Ritchey’s Don Myrah won the Men’s XC title at Mammoth’s 1989 World Championship. Rishi Grewal took second. Dave Wiens got third. Ned, who was battling the flu at the time, ended up fourth; Max Jones finished fifth; and John Tomac placed sixth.
Tomac made up for his XC finish by winning the downhill event on a fully rigid bike. “My first race on a suspension fork was in 1990,” Tomac recalls, “at the Mt. Hood NORBA National. It was a Manitou fork.” Greg Herbold took second in the downhill event at Mammoth, riding the new RockShox forks, which were just starting to show up on some sponsored riders’ bikes.
In the Pro Women’s XC class, Fisher’s Sara Ballantyne was the top finisher, with Darcy Wright second and Susan DeMattei third.

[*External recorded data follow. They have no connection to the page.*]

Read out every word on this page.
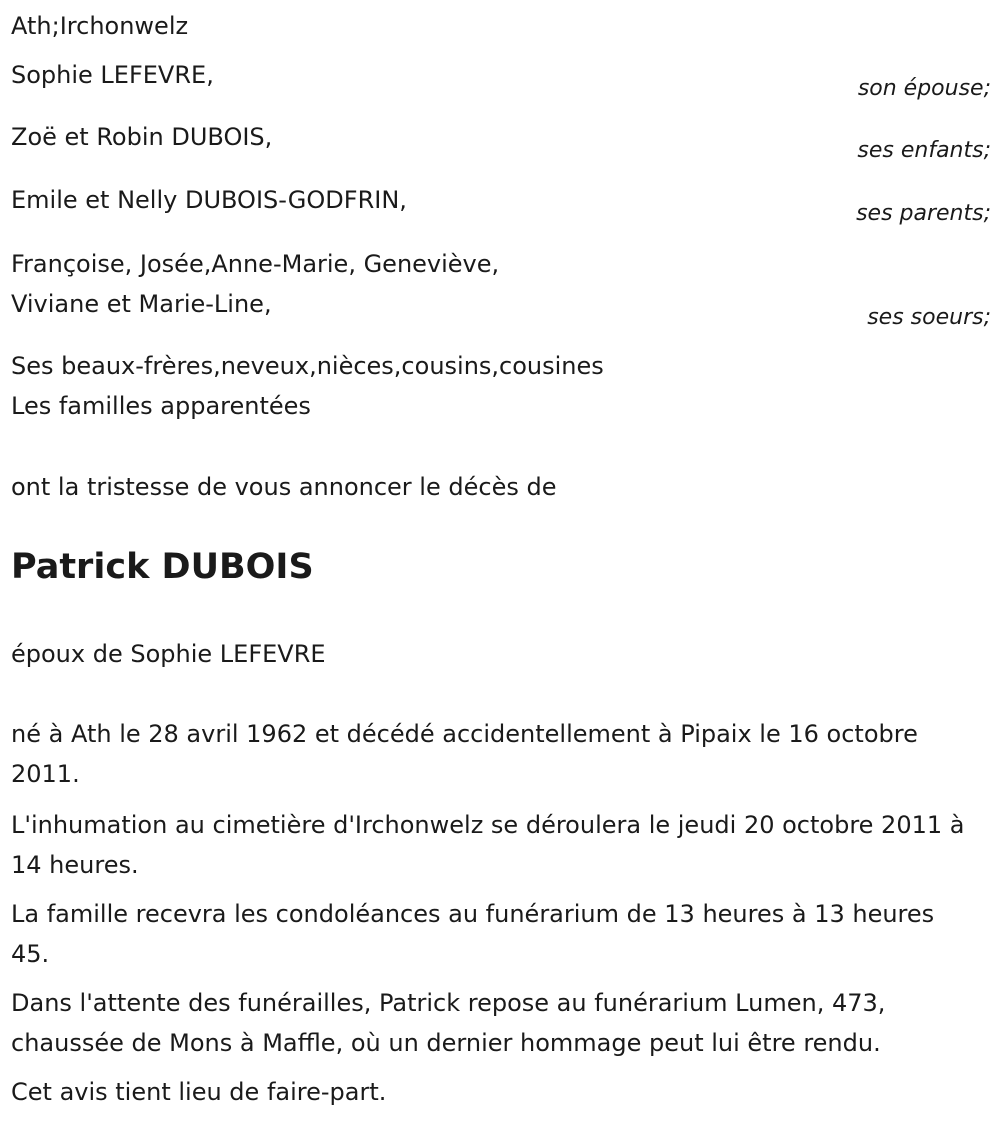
Ath;Irchonwelz
Sophie LEFEVRE,	son épouse;
Zoë et Robin DUBOIS,	ses enfants;
Emile et Nelly DUBOIS-GODFRIN,	ses parents;
Françoise, Josée,Anne-Marie, Geneviève,
Viviane et Marie-Line,	ses soeurs;
Ses beaux-frères,neveux,nièces,cousins,cousines
Les familles apparentées
ont la tristesse de vous annoncer le décès de
Patrick DUBOIS
époux de Sophie LEFEVRE
né à Ath le 28 avril 1962 et décédé accidentellement à Pipaix le 16 octobre 2011.
L'inhumation au cimetière d'Irchonwelz se déroulera le jeudi 20 octobre 2011 à 14 heures.
La famille recevra les condoléances au funérarium de 13 heures à 13 heures 45.
Dans l'attente des funérailles, Patrick repose au funérarium Lumen, 473, chaussée de Mons à Maffle, où un dernier hommage peut lui être rendu.
Cet avis tient lieu de faire-part.
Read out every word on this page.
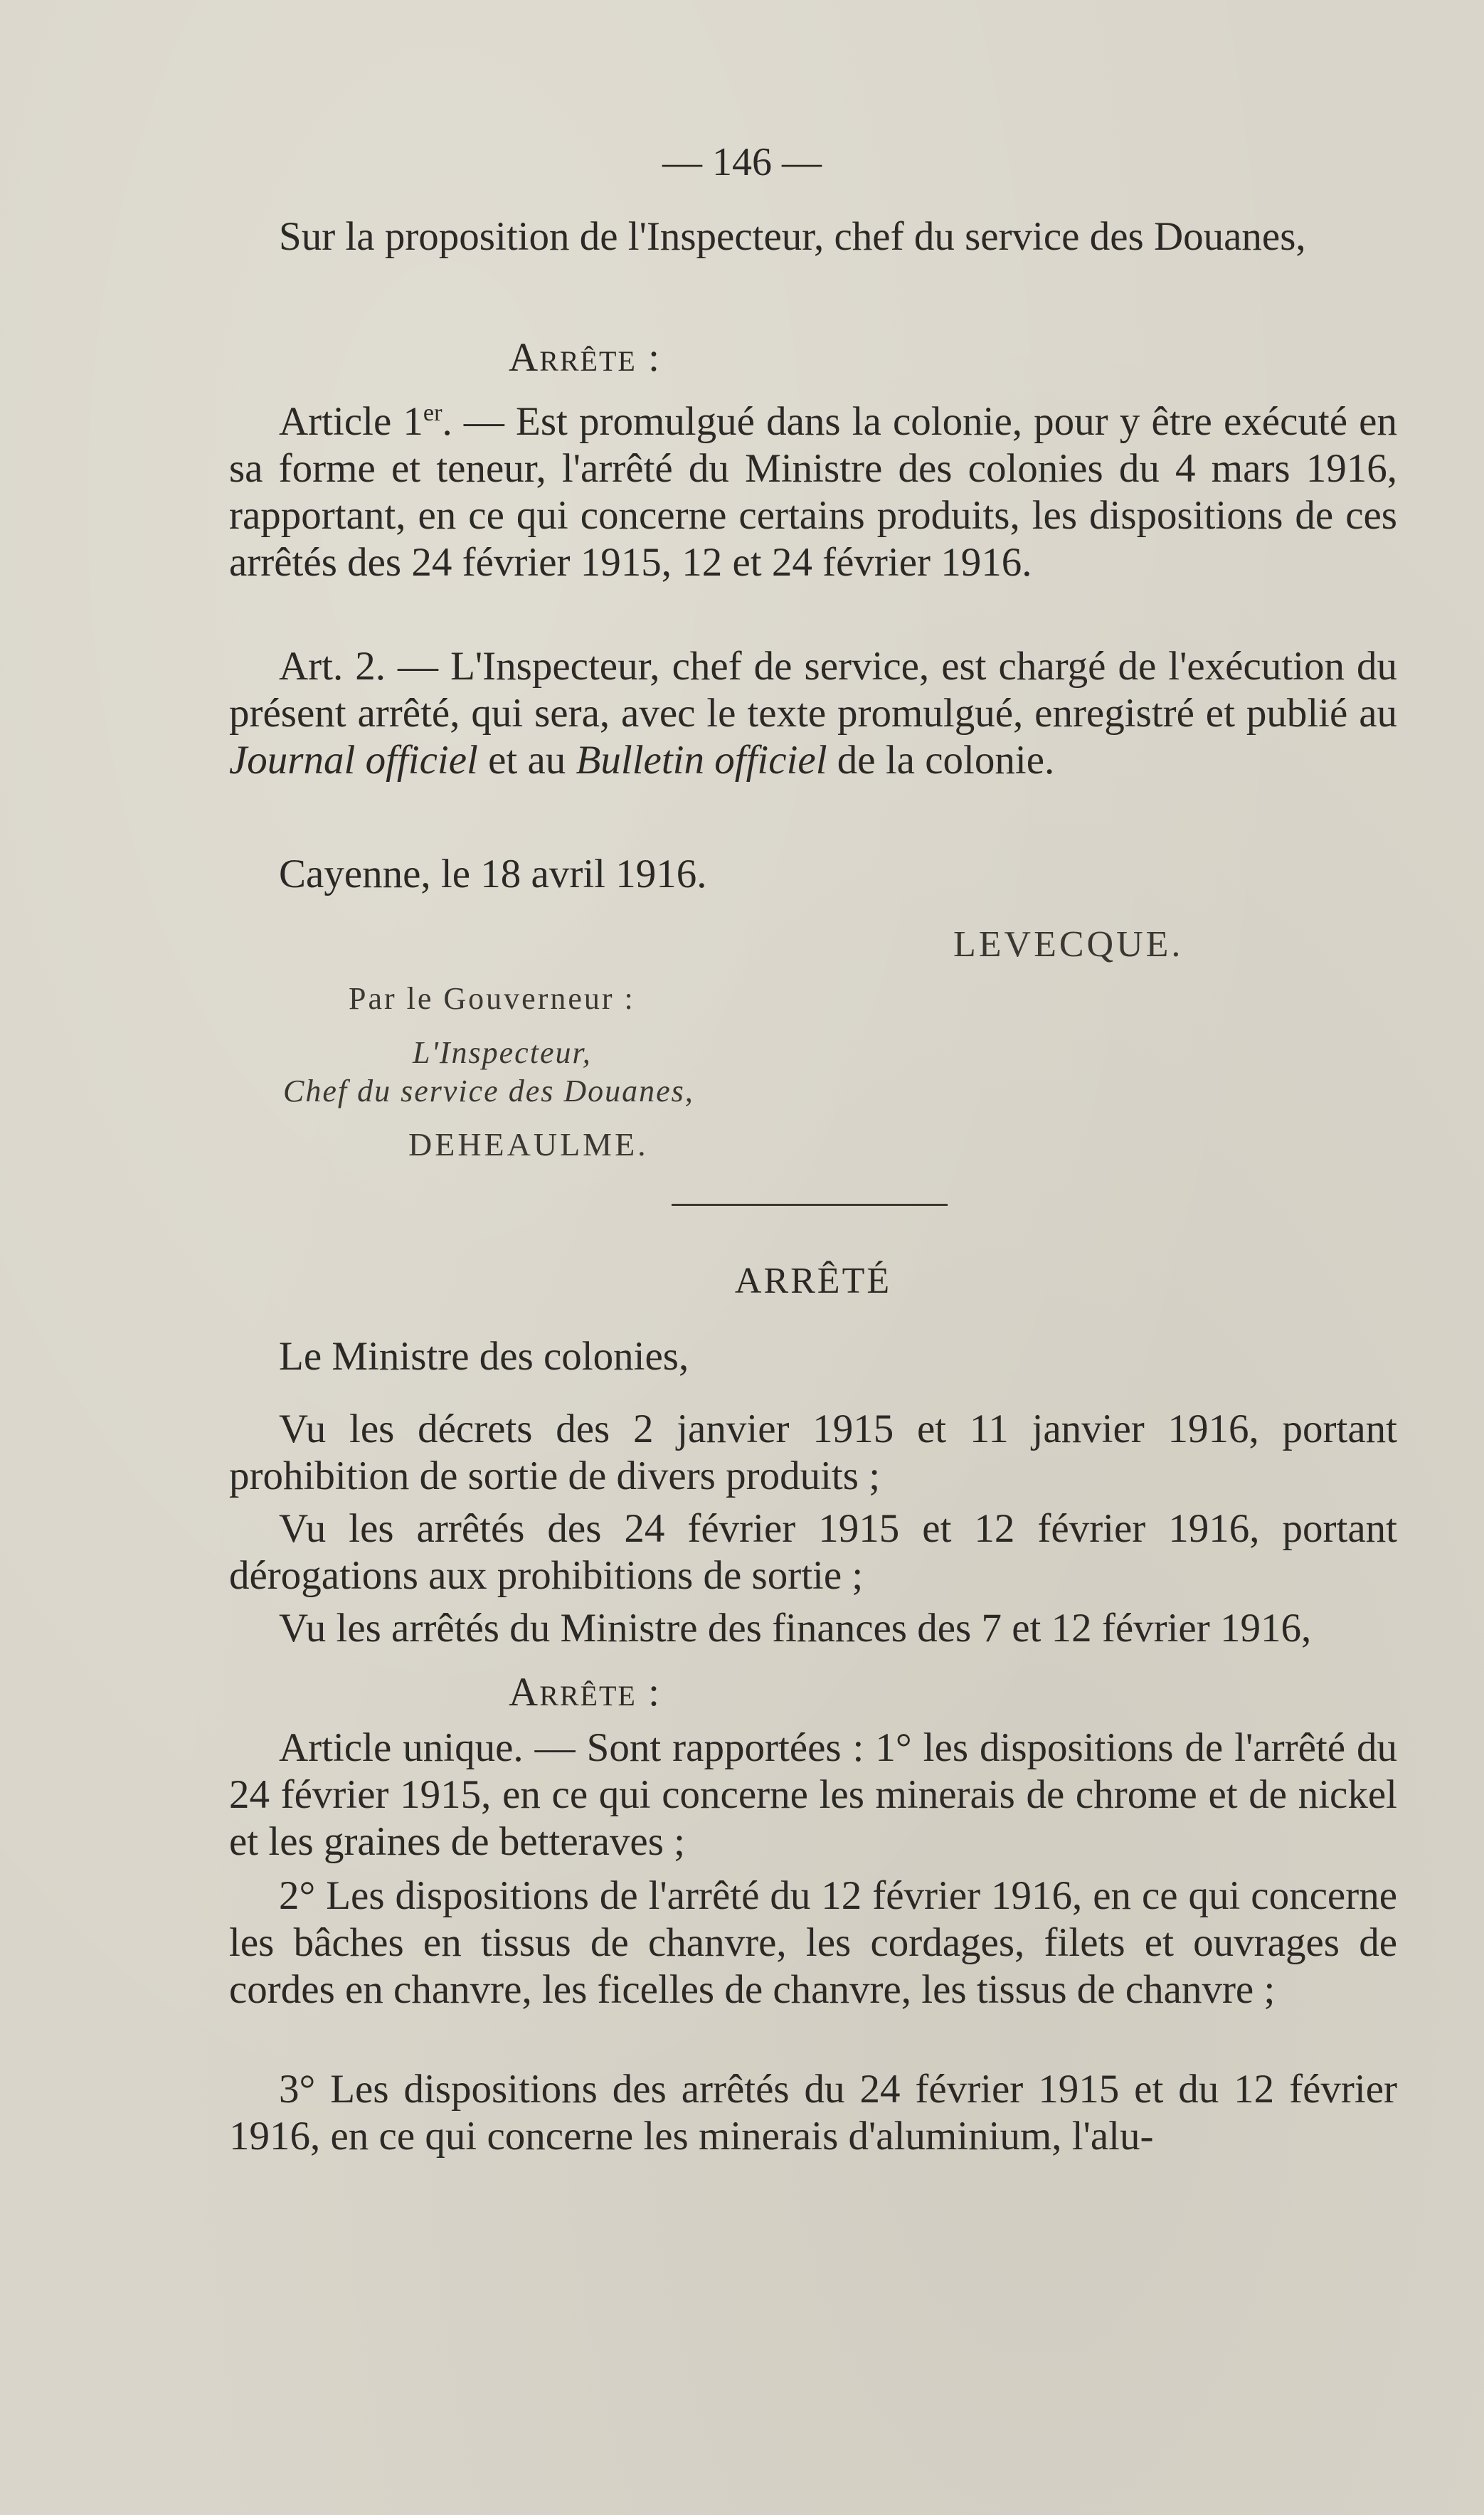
— 146 —

Sur la proposition de l'Inspecteur, chef du service des Douanes,

Arrête :

Article 1er. — Est promulgué dans la colonie, pour y être exécuté en sa forme et teneur, l'arrêté du Ministre des colonies du 4 mars 1916, rapportant, en ce qui concerne certains produits, les dispositions de ces arrêtés des 24 février 1915, 12 et 24 février 1916.

Art. 2. — L'Inspecteur, chef de service, est chargé de l'exécution du présent arrêté, qui sera, avec le texte promulgué, enregistré et publié au Journal officiel et au Bulletin officiel de la colonie.

Cayenne, le 18 avril 1916.

LEVECQUE.
Par le Gouverneur :
L'Inspecteur,
Chef du service des Douanes,
DEHEAULME.
ARRÊTÉ

Le Ministre des colonies,

Vu les décrets des 2 janvier 1915 et 11 janvier 1916, portant prohibition de sortie de divers produits ;

Vu les arrêtés des 24 février 1915 et 12 février 1916, portant dérogations aux prohibitions de sortie ;

Vu les arrêtés du Ministre des finances des 7 et 12 février 1916,

Arrête :

Article unique. — Sont rapportées : 1° les dispositions de l'arrêté du 24 février 1915, en ce qui concerne les minerais de chrome et de nickel et les graines de betteraves ;

2° Les dispositions de l'arrêté du 12 février 1916, en ce qui concerne les bâches en tissus de chanvre, les cordages, filets et ouvrages de cordes en chanvre, les ficelles de chanvre, les tissus de chanvre ;

3° Les dispositions des arrêtés du 24 février 1915 et du 12 février 1916, en ce qui concerne les minerais d'aluminium, l'alu-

Susan, who would later earn a bronze medal in the 1996 Olympics, took the win in the hill-climb event at Mammoth, sixth in the downhill and first in the overall (combined) category.

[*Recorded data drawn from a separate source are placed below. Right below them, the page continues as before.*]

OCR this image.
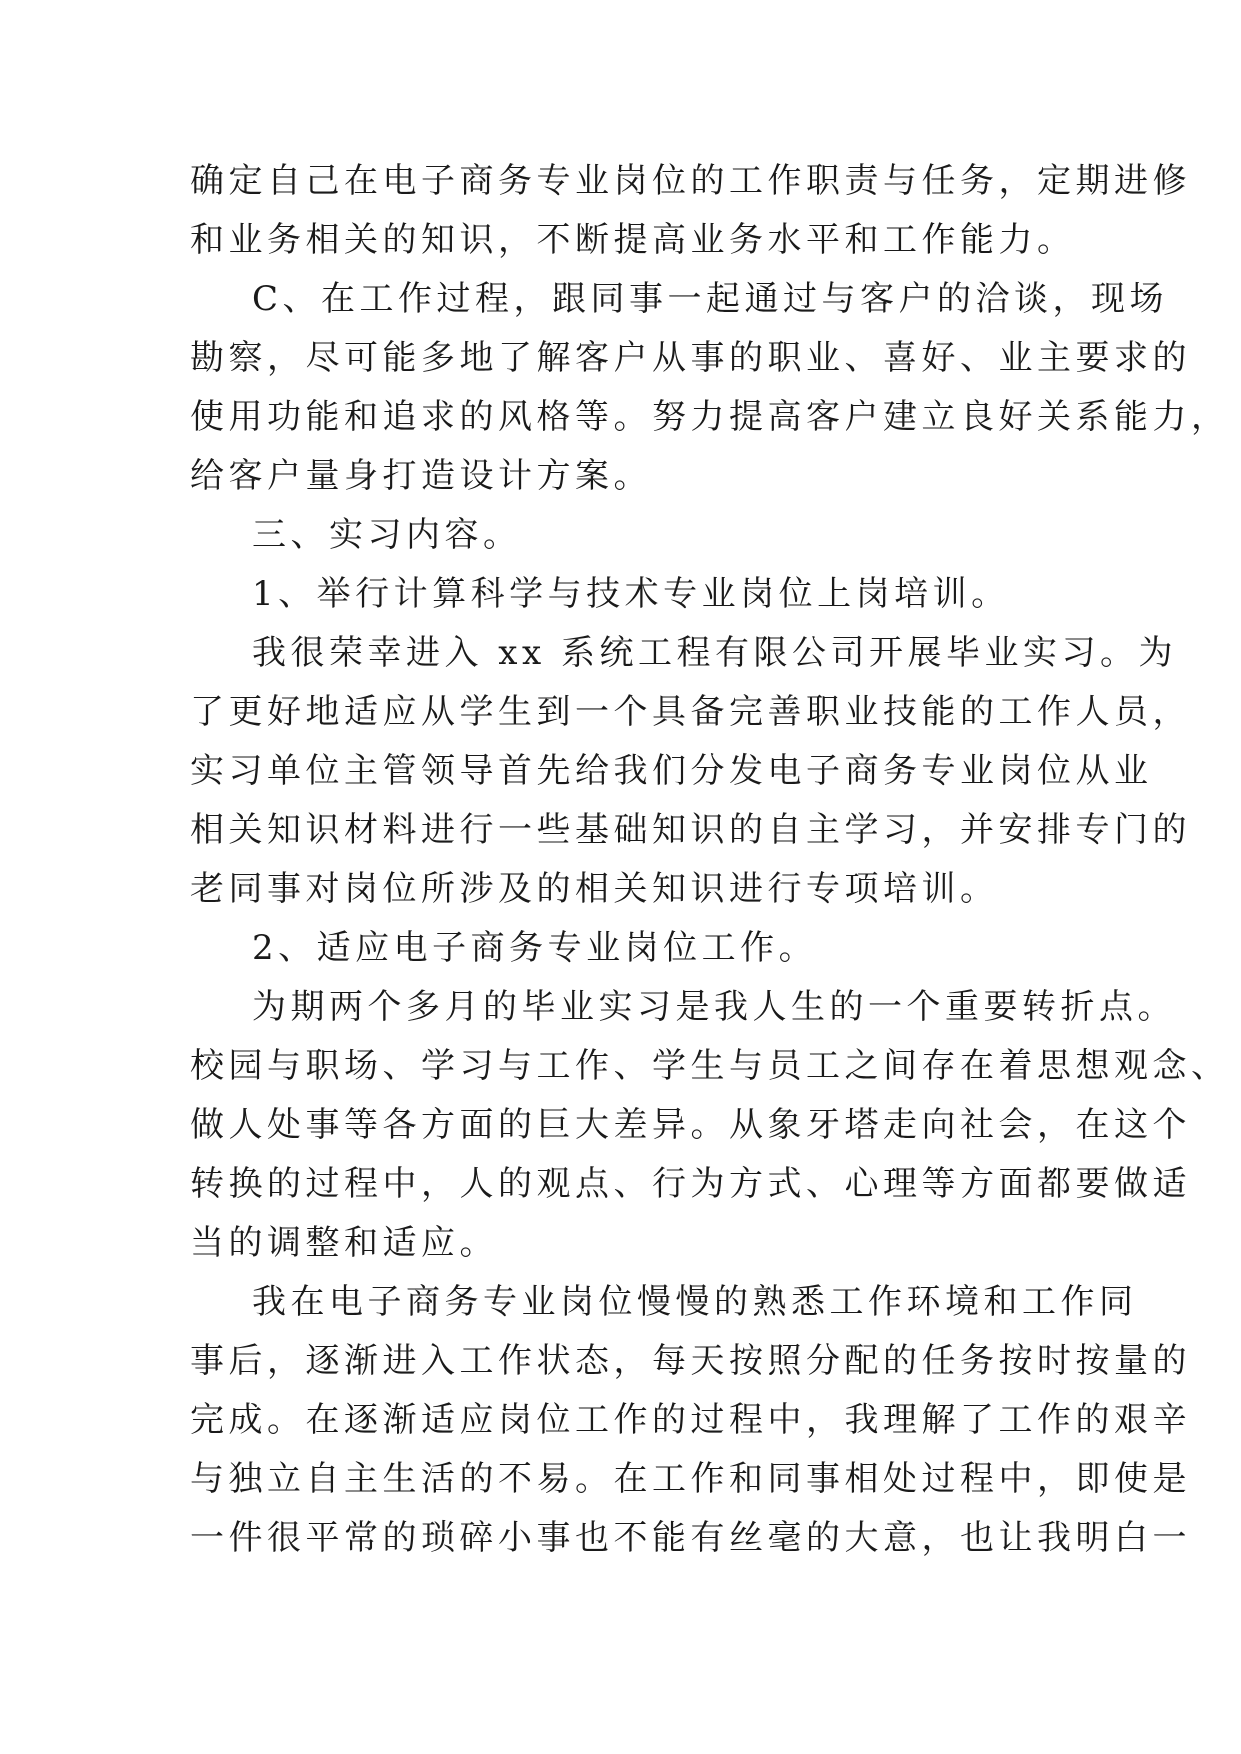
确定自己在电子商务专业岗位的工作职责与任务，定期进修
和业务相关的知识，不断提高业务水平和工作能力。
C、在工作过程，跟同事一起通过与客户的洽谈，现场
勘察，尽可能多地了解客户从事的职业、喜好、业主要求的
使用功能和追求的风格等。努力提高客户建立良好关系能力，
给客户量身打造设计方案。
三、实习内容。
1、举行计算科学与技术专业岗位上岗培训。
我很荣幸进入 xx 系统工程有限公司开展毕业实习。为
了更好地适应从学生到一个具备完善职业技能的工作人员，
实习单位主管领导首先给我们分发电子商务专业岗位从业
相关知识材料进行一些基础知识的自主学习，并安排专门的
老同事对岗位所涉及的相关知识进行专项培训。
2、适应电子商务专业岗位工作。
为期两个多月的毕业实习是我人生的一个重要转折点。
校园与职场、学习与工作、学生与员工之间存在着思想观念、
做人处事等各方面的巨大差异。从象牙塔走向社会，在这个
转换的过程中，人的观点、行为方式、心理等方面都要做适
当的调整和适应。
我在电子商务专业岗位慢慢的熟悉工作环境和工作同
事后，逐渐进入工作状态，每天按照分配的任务按时按量的
完成。在逐渐适应岗位工作的过程中，我理解了工作的艰辛
与独立自主生活的不易。在工作和同事相处过程中，即使是
一件很平常的琐碎小事也不能有丝毫的大意，也让我明白一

Sara Ballantyne went to Europe shortly after winning the NORBA XC World Championship at Mammoth and won the 1989 European World Championship, too.
LOOKING AHEAD
We mentioned elsewhere in the issue that the first UCI World Championship would be held in the summer of 1990 in Durango, Colorado. Ned Overend and John Tomac would redeem themselves by winning the first two UCI World Championships in the Men’s XC class, in 1990 and 1991 respectively, while Juli Furtado and Ruthie Matthes would win the Women’s UCI Worlds titles. Though Sara Ballantyne would never take home the Women’s XC title in the UCI World Championships, she would go on to win the first World Cup Series title in Women’s XC in 1991.